The concept note sought to bring to the fore some writers who consider Africa home and who are excellent but may not be known in the West, maybe because they stay in Africa or do not write in English. In essence, the concept note was continuing what the virtual festival was doing. And in so doing, it would be bringing their literature in a different format: audio.
Audible immediately said yes, but as this was the very first time the company was doing something like this, it agreed to only half of the suggested number of writers and, depending on how much interest there would be, they would then renew the contract with me as series editor and we would have more writers and more stories. The stories would be narrated by voice actors of African origin before being put on Audible.

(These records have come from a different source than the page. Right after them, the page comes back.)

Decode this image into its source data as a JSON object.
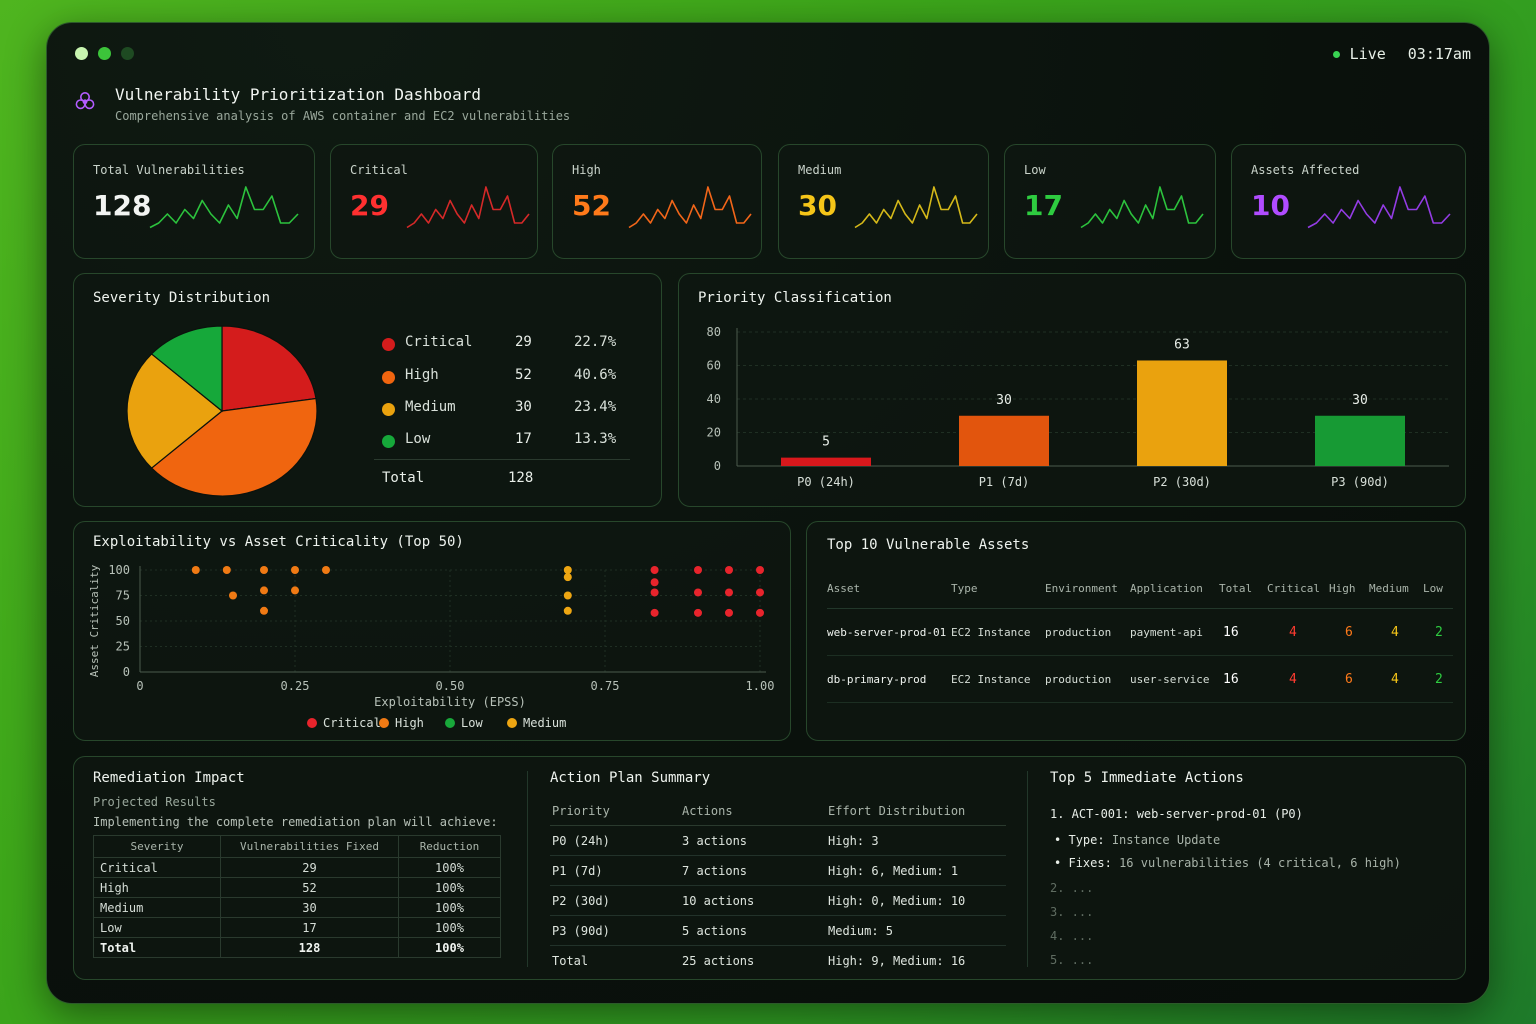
{
  "window": {
    "status": "Live",
    "time": "03:17am",
    "dot_colors": [
      "#c8f5b0",
      "#3cc43a",
      "#1e4a22"
    ]
  },
  "header": {
    "title": "Vulnerability Prioritization Dashboard",
    "subtitle": "Comprehensive analysis of AWS container and EC2 vulnerabilities",
    "icon": "biohazard-icon"
  },
  "kpis": [
    {
      "label": "Total Vulnerabilities",
      "value": "128",
      "color": "#f2f4f2",
      "spark_color": "#2ecc40"
    },
    {
      "label": "Critical",
      "value": "29",
      "color": "#ff3030",
      "spark_color": "#e02a2a"
    },
    {
      "label": "High",
      "value": "52",
      "color": "#ff7a1a",
      "spark_color": "#ff6a1a"
    },
    {
      "label": "Medium",
      "value": "30",
      "color": "#f5c518",
      "spark_color": "#e0c21a"
    },
    {
      "label": "Low",
      "value": "17",
      "color": "#2ecc40",
      "spark_color": "#2ecc40"
    },
    {
      "label": "Assets Affected",
      "value": "10",
      "color": "#b04cff",
      "spark_color": "#9b3ef0"
    }
  ],
  "severity": {
    "title": "Severity Distribution",
    "rows": [
      {
        "name": "Critical",
        "count": "29",
        "pct": "22.7%",
        "color": "#d41c1c"
      },
      {
        "name": "High",
        "count": "52",
        "pct": "40.6%",
        "color": "#f0650f"
      },
      {
        "name": "Medium",
        "count": "30",
        "pct": "23.4%",
        "color": "#eaa20e"
      },
      {
        "name": "Low",
        "count": "17",
        "pct": "13.3%",
        "color": "#16a83a"
      }
    ],
    "total_label": "Total",
    "total": "128"
  },
  "priority": {
    "title": "Priority Classification"
  },
  "scatter": {
    "title": "Exploitability vs Asset Criticality (Top 50)"
  },
  "assets": {
    "title": "Top 10 Vulnerable Assets",
    "headers": [
      "Asset",
      "Type",
      "Environment",
      "Application",
      "Total",
      "Critical",
      "High",
      "Medium",
      "Low"
    ],
    "rows": [
      [
        "web-server-prod-01",
        "EC2 Instance",
        "production",
        "payment-api",
        "16",
        "4",
        "6",
        "4",
        "2"
      ],
      [
        "db-primary-prod",
        "EC2 Instance",
        "production",
        "user-service",
        "16",
        "4",
        "6",
        "4",
        "2"
      ]
    ]
  },
  "remediation": {
    "title": "Remediation Impact",
    "subtitle": "Projected Results",
    "desc": "Implementing the complete remediation plan will achieve:",
    "headers": [
      "Severity",
      "Vulnerabilities Fixed",
      "Reduction"
    ],
    "rows": [
      [
        "Critical",
        "29",
        "100%"
      ],
      [
        "High",
        "52",
        "100%"
      ],
      [
        "Medium",
        "30",
        "100%"
      ],
      [
        "Low",
        "17",
        "100%"
      ],
      [
        "Total",
        "128",
        "100%"
      ]
    ]
  },
  "action_plan": {
    "title": "Action Plan Summary",
    "headers": [
      "Priority",
      "Actions",
      "Effort Distribution"
    ],
    "rows": [
      [
        "P0 (24h)",
        "3 actions",
        "High: 3"
      ],
      [
        "P1 (7d)",
        "7 actions",
        "High: 6, Medium: 1"
      ],
      [
        "P2 (30d)",
        "10 actions",
        "High: 0, Medium: 10"
      ],
      [
        "P3 (90d)",
        "5 actions",
        "Medium: 5"
      ],
      [
        "Total",
        "25 actions",
        "High: 9, Medium: 16"
      ]
    ]
  },
  "top_actions": {
    "title": "Top 5 Immediate Actions",
    "first": "1. ACT-001: web-server-prod-01 (P0)",
    "type_label": "Type:",
    "type_value": "Instance Update",
    "fixes_label": "Fixes:",
    "fixes_value": "16 vulnerabilities (4 critical, 6 high)",
    "rest": [
      "2. ...",
      "3. ...",
      "4. ...",
      "5. ..."
    ]
  },
  "chart_data": [
    {
      "type": "line",
      "title": "",
      "note": "KPI sparklines (trend only, no axes)",
      "series": [
        {
          "values": [
            3,
            4,
            6,
            4,
            7,
            5,
            9,
            6,
            4,
            8,
            5,
            12,
            7,
            7,
            10,
            4,
            4,
            6
          ]
        },
        {
          "values": [
            3,
            4,
            6,
            4,
            7,
            5,
            9,
            6,
            4,
            8,
            5,
            12,
            7,
            7,
            10,
            4,
            4,
            6
          ]
        },
        {
          "values": [
            3,
            4,
            6,
            4,
            7,
            5,
            9,
            6,
            4,
            8,
            5,
            12,
            7,
            7,
            10,
            4,
            4,
            6
          ]
        },
        {
          "values": [
            3,
            4,
            6,
            4,
            7,
            5,
            9,
            6,
            4,
            8,
            5,
            12,
            7,
            7,
            10,
            4,
            4,
            6
          ]
        },
        {
          "values": [
            3,
            4,
            6,
            4,
            7,
            5,
            9,
            6,
            4,
            8,
            5,
            12,
            7,
            7,
            10,
            4,
            4,
            6
          ]
        },
        {
          "values": [
            3,
            4,
            6,
            4,
            7,
            5,
            9,
            6,
            4,
            8,
            5,
            12,
            7,
            7,
            10,
            4,
            4,
            6
          ]
        }
      ]
    },
    {
      "type": "pie",
      "title": "Severity Distribution",
      "categories": [
        "Critical",
        "High",
        "Medium",
        "Low"
      ],
      "values": [
        29,
        52,
        30,
        17
      ],
      "colors": [
        "#d41c1c",
        "#f0650f",
        "#eaa20e",
        "#16a83a"
      ]
    },
    {
      "type": "bar",
      "title": "Priority Classification",
      "categories": [
        "P0 (24h)",
        "P1 (7d)",
        "P2 (30d)",
        "P3 (90d)"
      ],
      "values": [
        5,
        30,
        63,
        30
      ],
      "colors": [
        "#d8181c",
        "#e2550d",
        "#eaa20e",
        "#179a34"
      ],
      "ylim": [
        0,
        80
      ],
      "yticks": [
        0,
        20,
        40,
        60,
        80
      ],
      "xlabel": "",
      "ylabel": ""
    },
    {
      "type": "scatter",
      "title": "Exploitability vs Asset Criticality (Top 50)",
      "xlabel": "Exploitability (EPSS)",
      "ylabel": "Asset Criticality",
      "xlim": [
        0,
        1
      ],
      "ylim": [
        0,
        100
      ],
      "xticks": [
        "0",
        "0.25",
        "0.50",
        "0.75",
        "1.00"
      ],
      "yticks": [
        "0",
        "25",
        "50",
        "75",
        "100"
      ],
      "legend": "bottom",
      "series": [
        {
          "name": "Critical",
          "color": "#e8242c",
          "points": [
            [
              0.83,
              100
            ],
            [
              0.83,
              88
            ],
            [
              0.83,
              78
            ],
            [
              0.83,
              58
            ],
            [
              0.9,
              100
            ],
            [
              0.9,
              78
            ],
            [
              0.9,
              58
            ],
            [
              0.95,
              100
            ],
            [
              0.95,
              78
            ],
            [
              0.95,
              58
            ],
            [
              1.0,
              100
            ],
            [
              1.0,
              78
            ],
            [
              1.0,
              58
            ]
          ]
        },
        {
          "name": "High",
          "color": "#f07a14",
          "points": [
            [
              0.09,
              100
            ],
            [
              0.14,
              100
            ],
            [
              0.15,
              75
            ],
            [
              0.2,
              100
            ],
            [
              0.2,
              80
            ],
            [
              0.2,
              60
            ],
            [
              0.25,
              100
            ],
            [
              0.25,
              80
            ],
            [
              0.3,
              100
            ]
          ]
        },
        {
          "name": "Low",
          "color": "#18a83a",
          "points": []
        },
        {
          "name": "Medium",
          "color": "#eea612",
          "points": [
            [
              0.69,
              100
            ],
            [
              0.69,
              93
            ],
            [
              0.69,
              75
            ],
            [
              0.69,
              60
            ]
          ]
        }
      ]
    }
  ]
}
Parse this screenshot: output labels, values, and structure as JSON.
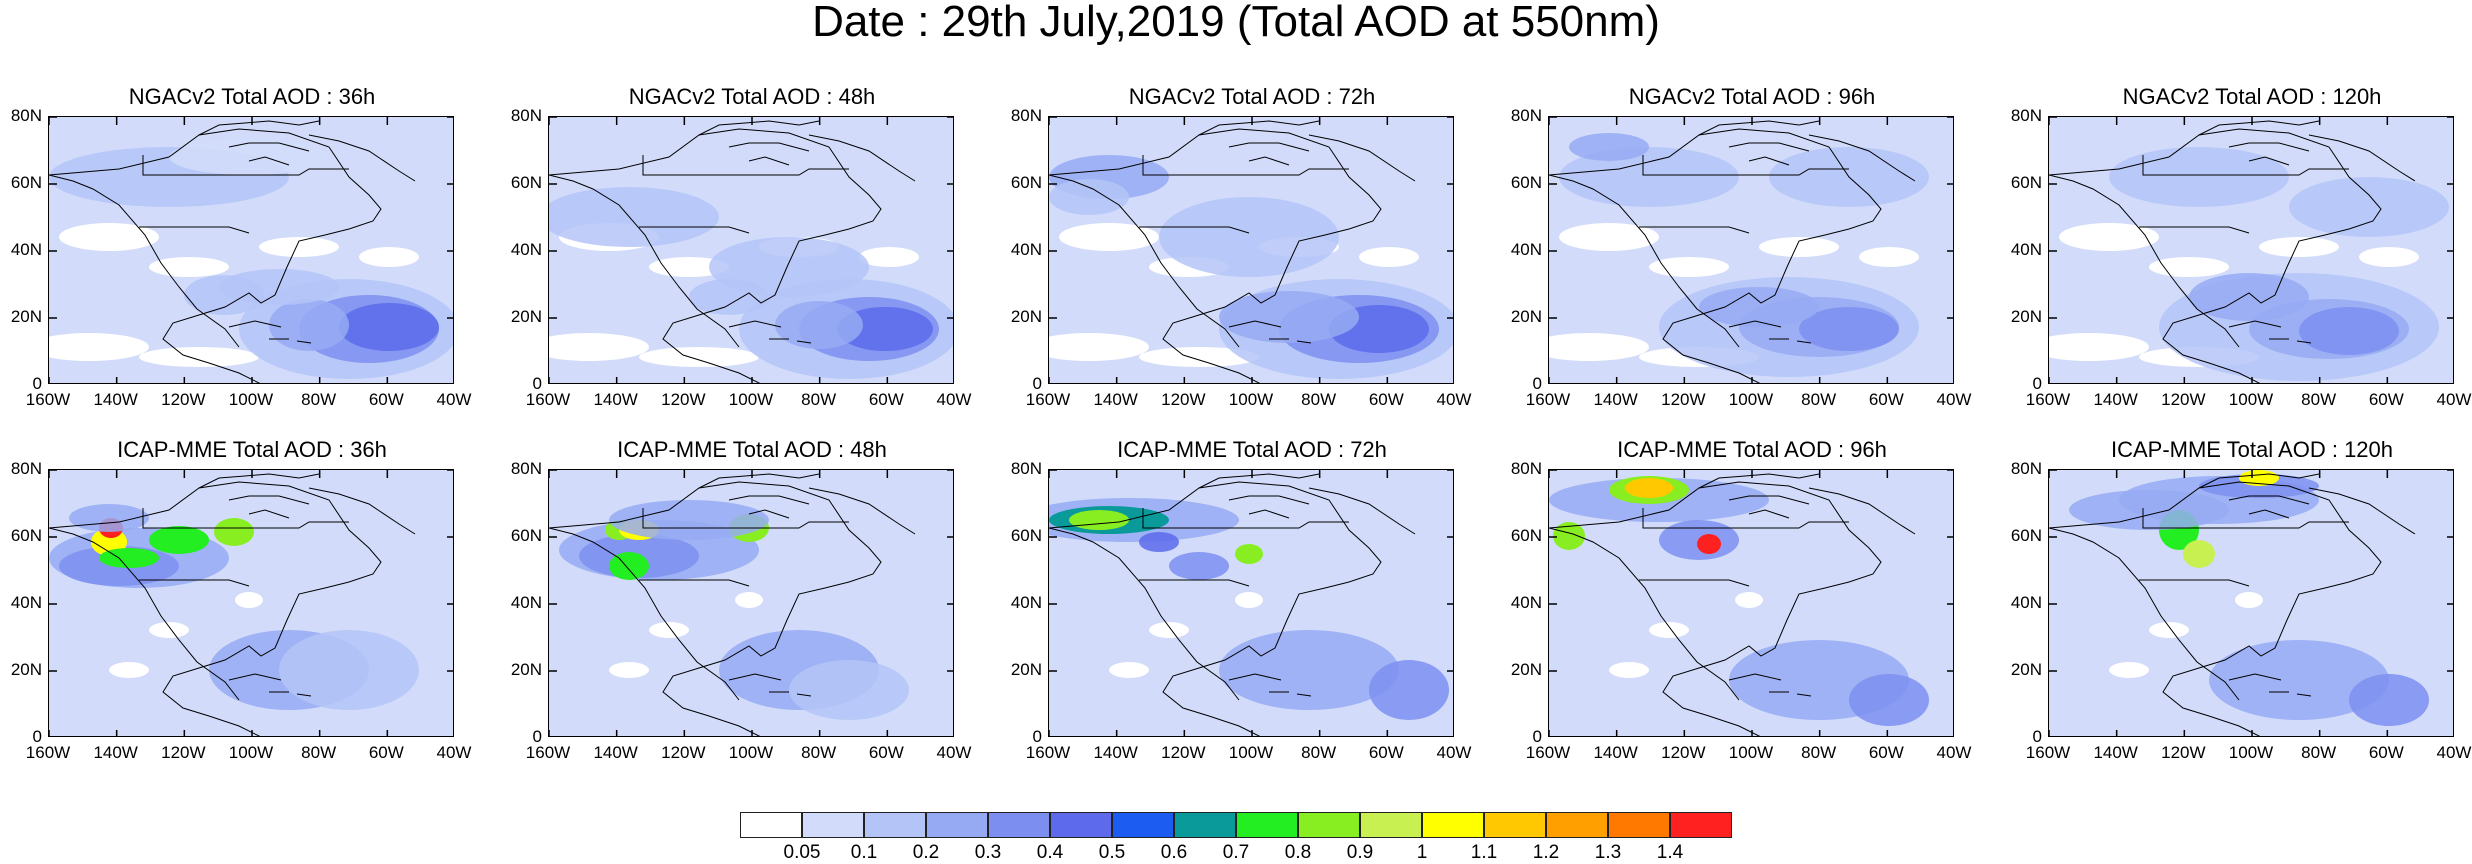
{
  "title": "Date : 29th July,2019 (Total AOD at 550nm)",
  "lat_ticks": [
    "80N",
    "60N",
    "40N",
    "20N",
    "0"
  ],
  "lon_ticks": [
    "160W",
    "140W",
    "120W",
    "100W",
    "80W",
    "60W",
    "40W"
  ],
  "rows": [
    {
      "model": "NGACv2",
      "panels": [
        {
          "title": "NGACv2 Total AOD : 36h"
        },
        {
          "title": "NGACv2 Total AOD : 48h"
        },
        {
          "title": "NGACv2 Total AOD : 72h"
        },
        {
          "title": "NGACv2 Total AOD : 96h"
        },
        {
          "title": "NGACv2 Total AOD : 120h"
        }
      ]
    },
    {
      "model": "ICAP-MME",
      "panels": [
        {
          "title": "ICAP-MME Total AOD : 36h"
        },
        {
          "title": "ICAP-MME Total AOD : 48h"
        },
        {
          "title": "ICAP-MME Total AOD : 72h"
        },
        {
          "title": "ICAP-MME Total AOD : 96h"
        },
        {
          "title": "ICAP-MME Total AOD : 120h"
        }
      ]
    }
  ],
  "colorbar": {
    "labels": [
      "0.05",
      "0.1",
      "0.2",
      "0.3",
      "0.4",
      "0.5",
      "0.6",
      "0.7",
      "0.8",
      "0.9",
      "1",
      "1.1",
      "1.2",
      "1.3",
      "1.4"
    ],
    "colors": [
      "#ffffff",
      "#d2dcfa",
      "#b4c4f7",
      "#96aaf3",
      "#7c8ff0",
      "#5c6aeb",
      "#1c5cf0",
      "#0a9a9a",
      "#22ee22",
      "#88ee22",
      "#c8f050",
      "#ffff00",
      "#ffc800",
      "#ffa000",
      "#ff7800",
      "#ff2020"
    ]
  }
}
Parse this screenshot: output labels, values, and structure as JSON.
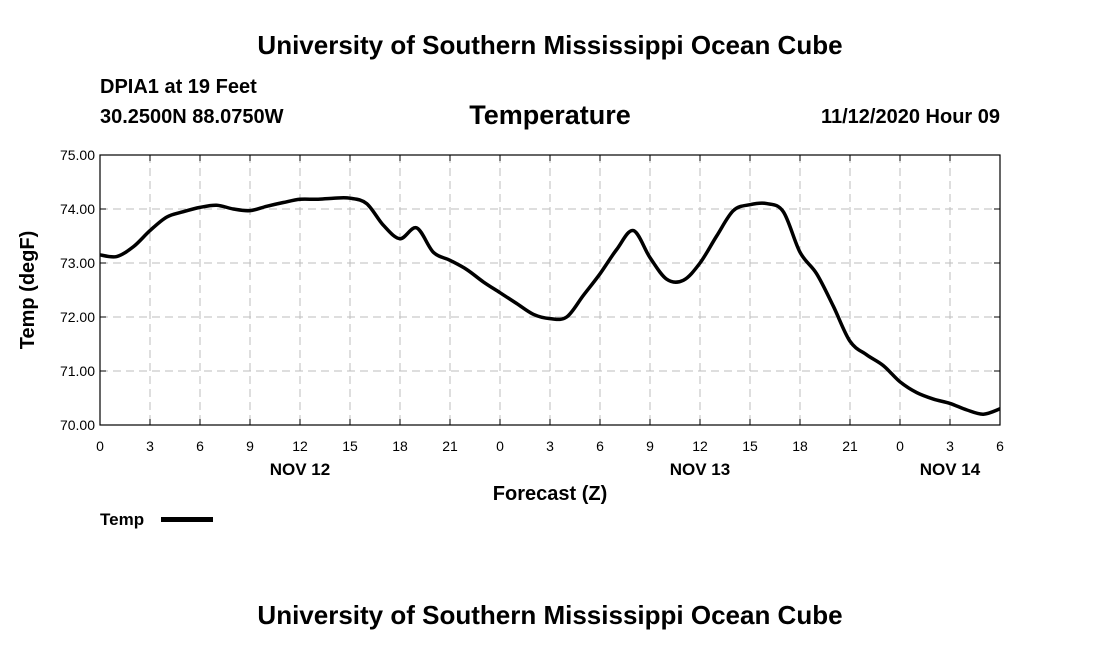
{
  "header": {
    "title_top": "University of Southern Mississippi Ocean Cube",
    "station": "DPIA1 at 19 Feet",
    "coords": "30.2500N 88.0750W",
    "datetime": "11/12/2020 Hour 09"
  },
  "footer": {
    "title_bottom": "University of Southern Mississippi Ocean Cube"
  },
  "legend": {
    "label": "Temp"
  },
  "chart_data": {
    "type": "line",
    "title": "Temperature",
    "xlabel": "Forecast (Z)",
    "ylabel": "Temp (degF)",
    "xlim": [
      0,
      54
    ],
    "ylim": [
      70,
      75
    ],
    "grid": true,
    "x_ticks": [
      0,
      3,
      6,
      9,
      12,
      15,
      18,
      21,
      24,
      27,
      30,
      33,
      36,
      39,
      42,
      45,
      48,
      51,
      54
    ],
    "x_tick_labels": [
      "0",
      "3",
      "6",
      "9",
      "12",
      "15",
      "18",
      "21",
      "0",
      "3",
      "6",
      "9",
      "12",
      "15",
      "18",
      "21",
      "0",
      "3",
      "6"
    ],
    "y_ticks": [
      70,
      71,
      72,
      73,
      74,
      75
    ],
    "y_tick_labels": [
      "70.00",
      "71.00",
      "72.00",
      "73.00",
      "74.00",
      "75.00"
    ],
    "date_labels": [
      {
        "x": 12,
        "label": "NOV 12"
      },
      {
        "x": 36,
        "label": "NOV 13"
      },
      {
        "x": 51,
        "label": "NOV 14"
      }
    ],
    "series": [
      {
        "name": "Temp",
        "x": [
          0,
          1,
          2,
          3,
          4,
          5,
          6,
          7,
          8,
          9,
          10,
          11,
          12,
          13,
          14,
          15,
          16,
          17,
          18,
          19,
          20,
          21,
          22,
          23,
          24,
          25,
          26,
          27,
          28,
          29,
          30,
          31,
          32,
          33,
          34,
          35,
          36,
          37,
          38,
          39,
          40,
          41,
          42,
          43,
          44,
          45,
          46,
          47,
          48,
          49,
          50,
          51,
          52,
          53,
          54
        ],
        "values": [
          73.15,
          73.12,
          73.3,
          73.6,
          73.85,
          73.95,
          74.03,
          74.07,
          74.0,
          73.97,
          74.05,
          74.12,
          74.18,
          74.18,
          74.2,
          74.2,
          74.1,
          73.7,
          73.45,
          73.65,
          73.2,
          73.05,
          72.88,
          72.65,
          72.45,
          72.25,
          72.05,
          71.97,
          72.0,
          72.4,
          72.8,
          73.25,
          73.6,
          73.1,
          72.7,
          72.68,
          73.0,
          73.5,
          73.97,
          74.08,
          74.1,
          73.95,
          73.2,
          72.8,
          72.2,
          71.55,
          71.3,
          71.1,
          70.8,
          70.6,
          70.48,
          70.4,
          70.28,
          70.2,
          70.3
        ]
      }
    ]
  }
}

It was, and is, a lengthy process. First there is the submission of stories and an edit from me before I send to my co-editor at Audible. Of the five stories that I have submitted so far, three have been accepted, so it’s not fait accompli that the stories I enjoy will be enjoyed by my co-editor, who has the last word. If she likes the story as much as I do, she sends small editorial notes for the author, then there is a language edit.
The uniquely African feature of the stories so far is how they seamlessly throw in phrases in African languages in otherwise English, French or Portuguese texts (although, because Audible is an English-speaking platform, the non-English stories are translated into English).
The next step is getting audition audios from the different actors. I share this with the writer and we decide on the actors we feel do the work the most justice.
Meanwhile, I have to ensure that the writers record audios so that any African words in their texts are pronounced with the correct inflections for the text.
These are sent through to the actors. The recording happens, and is then sent back to me and I share with the writer and we see whether there is anything that particularly bothers us. So far with the two stories that are now on Audible’s Afrolit Now platform, we have been lucky in the choice of actors.
We kicked off with Kenyan writer Troy Onyango’s We Are The Water People, a story that plays with the idea of water spirits among the Luo in Western Kenya as well as asking interesting questions of Christianity in a small community.
This was followed by Abubakar Adam Ibrahim’s A Love Like This. In the story, an older woman in northern Nigeria is reunited with a reincarnation of the love of her youthful life, with interesting consequences, more so given that he does not physically look as old as she is, although he recalls their shared memories.
And coming soon is Rwandan Beata Umubyeyi Mairesse’s Consolata, where an older woman of Rwandan origin in an old-age care facility in France forgets French and can only remember her childhood language of Kinyarwanda.
I fantasise that Audible will showcase many writers of African origin on Afrolit Now, but of course my ability to bring more writers to the platform is dependent on how popular the stories already are, something that can only be decided through downloads. And for those of you who have taken the plunge and listened, I hope the stories there have given you as much listening pleasure as they have done for me.